Отсюда и сложилась та добрая и почти семейная традиция обители, ведь многие из сестёр действительно были родственницами так или иначе и знали друг друга долгие годы. К ним на праздники приезжала многочисленная родня, и тогда по монастырю бегала толпа детей, а девочки постарше жили в монастыре всё лето, в их числе и родные сёстры Татьяны, в её семье было семь девочек-красавиц и младший брат – вылитый отрок Варфоломей с картины Нестерова о детстве преподобного Сергия.
Кроме пения мать Татьяна имела редкостную способность к рукоделию и буквально золотые руки – она могла сшить любое самое сложное облачение или головной убор, вместе с матерью Анисией они вышивали золотом, жемчугом и канителью архиерейские митры, и этому искусству я пыталась у них учиться.

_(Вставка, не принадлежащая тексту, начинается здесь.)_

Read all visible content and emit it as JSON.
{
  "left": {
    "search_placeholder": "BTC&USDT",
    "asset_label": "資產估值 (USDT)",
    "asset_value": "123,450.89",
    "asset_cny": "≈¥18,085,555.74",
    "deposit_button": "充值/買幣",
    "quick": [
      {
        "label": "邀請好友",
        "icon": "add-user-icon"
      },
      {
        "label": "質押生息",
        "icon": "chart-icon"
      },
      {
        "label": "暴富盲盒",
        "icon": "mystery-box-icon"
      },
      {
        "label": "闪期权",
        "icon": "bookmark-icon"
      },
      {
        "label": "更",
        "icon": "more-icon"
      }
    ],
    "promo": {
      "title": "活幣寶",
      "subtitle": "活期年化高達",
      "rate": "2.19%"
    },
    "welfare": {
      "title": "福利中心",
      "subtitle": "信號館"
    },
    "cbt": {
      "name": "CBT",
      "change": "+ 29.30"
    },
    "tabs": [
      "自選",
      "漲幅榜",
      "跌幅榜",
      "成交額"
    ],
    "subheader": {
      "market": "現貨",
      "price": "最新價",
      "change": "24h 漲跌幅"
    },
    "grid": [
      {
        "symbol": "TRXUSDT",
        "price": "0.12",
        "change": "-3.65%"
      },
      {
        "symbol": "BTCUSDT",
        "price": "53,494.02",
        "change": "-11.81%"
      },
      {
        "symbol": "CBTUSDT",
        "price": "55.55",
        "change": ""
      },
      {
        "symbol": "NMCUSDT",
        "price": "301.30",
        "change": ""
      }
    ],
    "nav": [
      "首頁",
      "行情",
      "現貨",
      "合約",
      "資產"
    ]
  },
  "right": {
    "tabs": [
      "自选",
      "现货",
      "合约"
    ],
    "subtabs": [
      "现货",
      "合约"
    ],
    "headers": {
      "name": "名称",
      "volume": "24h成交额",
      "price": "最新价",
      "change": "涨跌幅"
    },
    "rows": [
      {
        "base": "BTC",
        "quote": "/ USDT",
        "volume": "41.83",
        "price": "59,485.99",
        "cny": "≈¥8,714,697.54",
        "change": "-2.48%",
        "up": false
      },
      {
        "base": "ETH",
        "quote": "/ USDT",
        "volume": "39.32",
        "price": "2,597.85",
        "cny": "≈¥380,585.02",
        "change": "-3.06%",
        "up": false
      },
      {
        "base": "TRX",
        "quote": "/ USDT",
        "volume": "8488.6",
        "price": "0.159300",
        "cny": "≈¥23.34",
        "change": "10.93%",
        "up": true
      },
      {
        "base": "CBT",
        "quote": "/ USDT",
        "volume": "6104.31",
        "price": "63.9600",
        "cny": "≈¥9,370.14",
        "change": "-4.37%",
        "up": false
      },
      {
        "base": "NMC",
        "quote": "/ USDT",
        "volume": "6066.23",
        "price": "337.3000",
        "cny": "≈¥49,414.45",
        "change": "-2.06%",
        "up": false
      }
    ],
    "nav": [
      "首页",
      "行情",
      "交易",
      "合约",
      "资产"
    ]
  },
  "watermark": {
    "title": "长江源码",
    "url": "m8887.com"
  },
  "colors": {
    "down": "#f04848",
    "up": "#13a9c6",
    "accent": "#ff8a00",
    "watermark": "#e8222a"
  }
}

А через год случилось уж совсем немыслимое для меня событие – матушка игумения отправила нас с Анисией в командировку, если можно так выразиться, в тот самый собор, где когда-то служил наш отец Георгий и настоятель которого меня терпеть не мог и в своё время бил крестом по губам.
Так вот, теперь по благословению митрополита нам полагалось изучить редкие приёмы золотошвейного искусства, которыми в совершенстве владели тайные монахини, они не только пели на клиросе под руководством матушки Тавифы, но и трудились в мастерской при соборе, где шили и вышивали священнические облачения и оклады для икон дивной красоты. Именно туда мы с Анисией отправились учиться, и сам настоятель отец Василий водил нас по ризнице и, делая вид, что он меня не помнит, раскрывал один за другим высоченные стенные шкафы, показывал нам свои расшитые облачения и митры удивительной работы. Я представляю, чего ему стоила такая любезность, ведь мы не только смотрели на его драгоценные одежды, но и щупали их, рассматривали вблизи и брали в руки его митры!